You can find liquid B-complex supplements or dissolve B-vitamin powders into water. This approach is more of a long-term strategy than an immediate fix. It takes weeks to months to correct a deficiency, but the results in that study were substantial enough that the researchers suggested B vitamins should be reconsidered as a first-line treatment over older pharmaceutical options.

Tart Cherry Juice for Muscle Recovery

Tart cherry juice is better known for post-exercise soreness than for nocturnal cramps specifically, but it addresses one piece of the puzzle: muscle inflammation and damage that can make cramping more likely. In a controlled trial, runners who drank tart cherry juice reported significantly less pain increase after a race compared to placebo (a 12-point increase versus 37 points on a pain scale). The juice preserved muscle function and reduced signs of muscle damage.

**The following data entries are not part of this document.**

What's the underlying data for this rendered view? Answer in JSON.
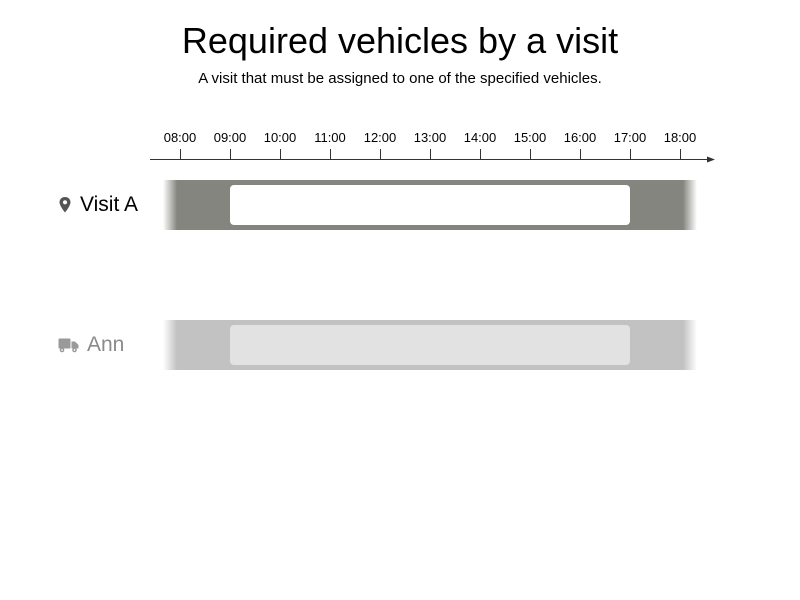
{
  "title": "Required vehicles by a visit",
  "subtitle": "A visit that must be assigned to one of the specified vehicles.",
  "timeline": {
    "ticks": [
      "08:00",
      "09:00",
      "10:00",
      "11:00",
      "12:00",
      "13:00",
      "14:00",
      "15:00",
      "16:00",
      "17:00",
      "18:00"
    ]
  },
  "rows": [
    {
      "id": "visit-a",
      "label": "Visit A",
      "icon": "map-pin-icon",
      "label_color": "#000000",
      "icon_color": "#555555",
      "lane_color": "#858580",
      "window_color": "#ffffff",
      "lane_range": [
        "07:40",
        "18:20"
      ],
      "window_range": [
        "09:00",
        "17:00"
      ]
    },
    {
      "id": "ann",
      "label": "Ann",
      "icon": "truck-icon",
      "label_color": "#8a8a8a",
      "icon_color": "#9a9a9a",
      "lane_color": "#c2c2c2",
      "window_color": "#e2e2e2",
      "lane_range": [
        "07:40",
        "18:20"
      ],
      "window_range": [
        "09:00",
        "17:00"
      ]
    }
  ]
}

A 10.5-ounce serving provides at least 40 mg of anthocyanins, the compounds responsible for the anti-inflammatory effect. If your nighttime cramps tend to follow physically active days, drinking tart cherry juice in the afternoon or evening could help calm the muscle irritation that contributes to cramping later. It’s not a fast-acting cramp stopper like pickle juice, but it works on the underlying tissue stress.

What to Skip: Tonic Water

Tonic water contains quinine, which was once the go-to treatment for leg cramps. It does work, but the FDA issued explicit warnings in 2009 and 2010 about an unfavorable risk-to-benefit ratio. Quinine can cause serious blood disorders, and the concentration in tonic water is both too low to reliably prevent cramps and high enough to cause problems in sensitive individuals or with regular use. The FDA required warning labels and sent letters to practitioners about the risk of life-threatening side effects. With safer alternatives available, tonic water isn’t worth the trade-off.

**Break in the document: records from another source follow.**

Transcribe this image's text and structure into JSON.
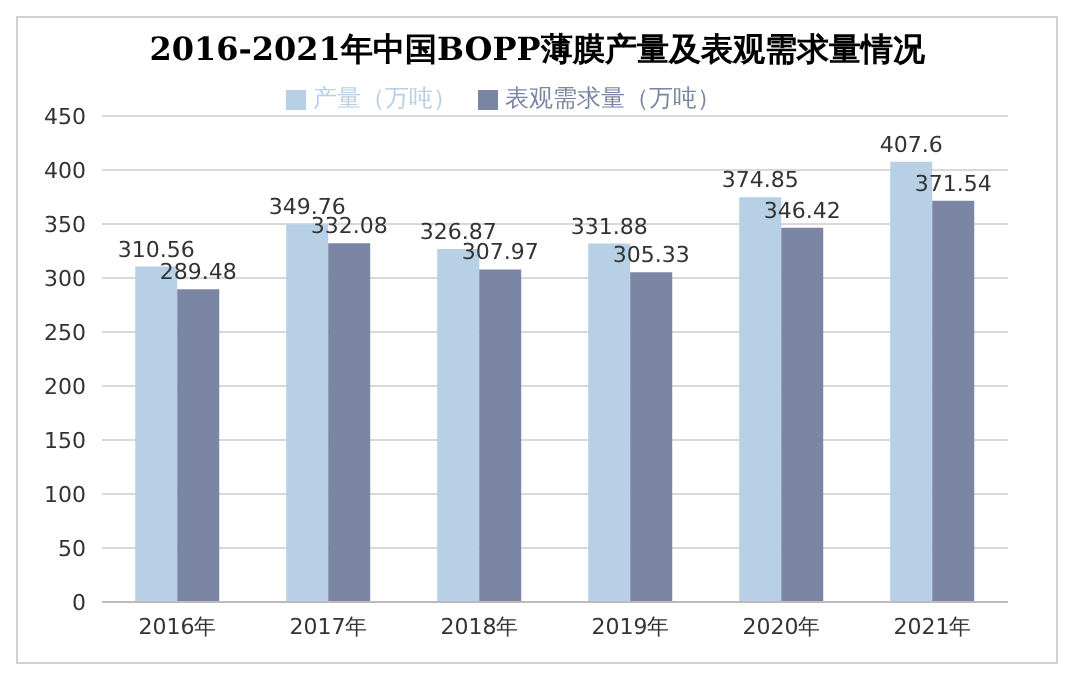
{
  "chart_data": {
    "type": "bar",
    "title": "2016-2021年中国BOPP薄膜产量及表观需求量情况",
    "categories": [
      "2016年",
      "2017年",
      "2018年",
      "2019年",
      "2020年",
      "2021年"
    ],
    "series": [
      {
        "name": "产量（万吨）",
        "color": "#b7d0e6",
        "values": [
          310.56,
          349.76,
          326.87,
          331.88,
          374.85,
          407.6
        ]
      },
      {
        "name": "表观需求量（万吨）",
        "color": "#7b85a4",
        "values": [
          289.48,
          332.08,
          307.97,
          305.33,
          346.42,
          371.54
        ]
      }
    ],
    "ylim": [
      0,
      450
    ],
    "yticks": [
      0,
      50,
      100,
      150,
      200,
      250,
      300,
      350,
      400,
      450
    ],
    "grid": "y",
    "legend": "top",
    "data_labels": true
  }
}
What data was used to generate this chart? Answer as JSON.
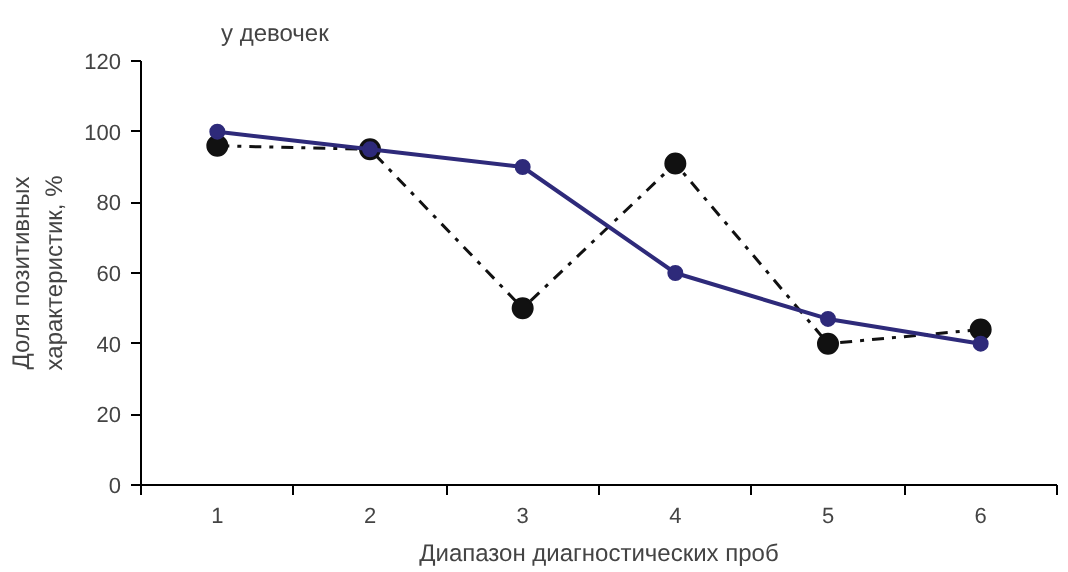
{
  "chart_data": {
    "type": "line",
    "title": "у девочек",
    "xlabel": "Диапазон диагностических проб",
    "ylabel": "Доля позитивных\nхарактеристик, %",
    "categories": [
      "1",
      "2",
      "3",
      "4",
      "5",
      "6"
    ],
    "series": [
      {
        "color": "#2e2a7a",
        "values": [
          100,
          95,
          90,
          60,
          47,
          40
        ],
        "line_style": "solid"
      },
      {
        "color": "#111111",
        "values": [
          96,
          95,
          50,
          91,
          40,
          44
        ],
        "line_style": "dashdot"
      }
    ],
    "ylim": [
      0,
      120
    ],
    "yticks": [
      0,
      20,
      40,
      60,
      80,
      100,
      120
    ],
    "grid": false,
    "marker": "circle"
  }
}
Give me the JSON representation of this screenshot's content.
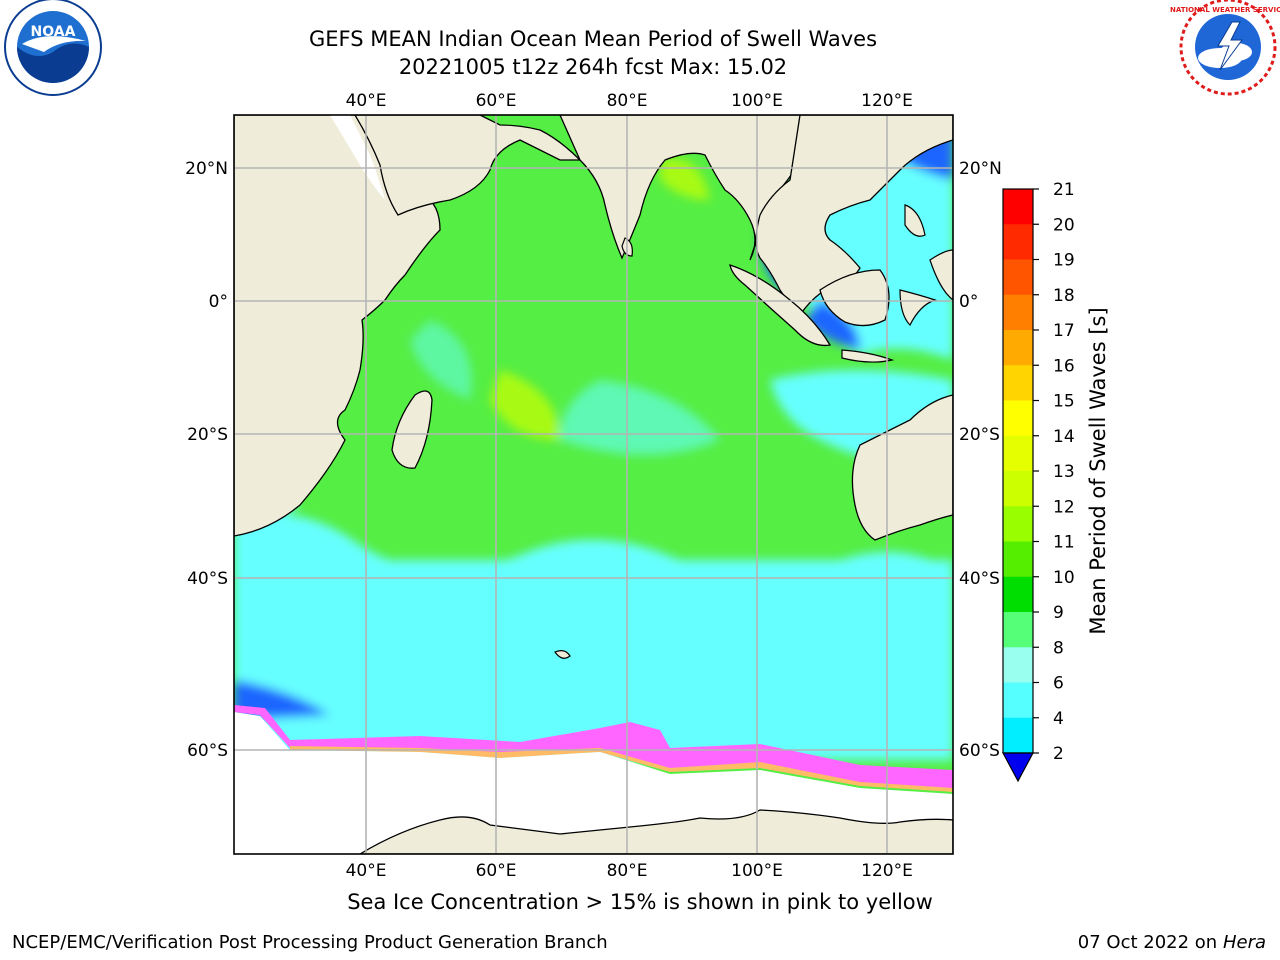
{
  "title": {
    "line1": "GEFS MEAN Indian Ocean Mean Period of Swell Waves",
    "line2": "20221005 t12z 264h fcst   Max: 15.02"
  },
  "logos": {
    "left": {
      "name": "noara-logo",
      "text": "NOAA"
    },
    "right": {
      "name": "nws-logo",
      "text": "NATIONAL WEATHER SERVICE"
    }
  },
  "map": {
    "lon_ticks_top": [
      "40°E",
      "60°E",
      "80°E",
      "100°E",
      "120°E"
    ],
    "lon_ticks_bottom": [
      "40°E",
      "60°E",
      "80°E",
      "100°E",
      "120°E"
    ],
    "lat_ticks_left": [
      "20°N",
      "0°",
      "20°S",
      "40°S",
      "60°S"
    ],
    "lat_ticks_right": [
      "20°N",
      "0°",
      "20°S",
      "40°S",
      "60°S"
    ]
  },
  "colorbar": {
    "label": "Mean Period of Swell Waves [s]",
    "ticks": [
      "21",
      "20",
      "19",
      "18",
      "17",
      "16",
      "15",
      "14",
      "13",
      "12",
      "11",
      "10",
      "9",
      "8",
      "6",
      "4",
      "2"
    ],
    "colors_top_to_bottom": [
      "#ff0000",
      "#ff2a00",
      "#ff5500",
      "#ff7f00",
      "#ffaa00",
      "#ffd400",
      "#ffff00",
      "#e6ff00",
      "#ccff00",
      "#99ff00",
      "#55ee00",
      "#00dd00",
      "#55ff77",
      "#99ffee",
      "#55ffff",
      "#00eeff",
      "#0099ff"
    ],
    "extend_color": "#0000ee"
  },
  "colors": {
    "land": "#efedda",
    "ice": "#ff66ff",
    "ocean_green": "#55ee44",
    "ocean_cyan": "#66ffff"
  },
  "caption": "Sea Ice Concentration > 15% is shown in pink to yellow",
  "footer": {
    "left": "NCEP/EMC/Verification Post Processing Product Generation Branch",
    "date": "07 Oct 2022 on ",
    "machine": "Hera"
  }
}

A Practical Nightstand Setup

For the best coverage, consider a two-part approach. During the day and evening, drink an electrolyte solution with adequate sodium rather than plain water, and take a magnesium supplement with your last meal or before bed. This addresses prevention. Then keep a small bottle of pickle juice or diluted apple cider vinegar within arm’s reach for the nights when a cramp strikes anyway. The daily strategy reduces how often cramps occur, and the bedside remedy handles the ones that break through.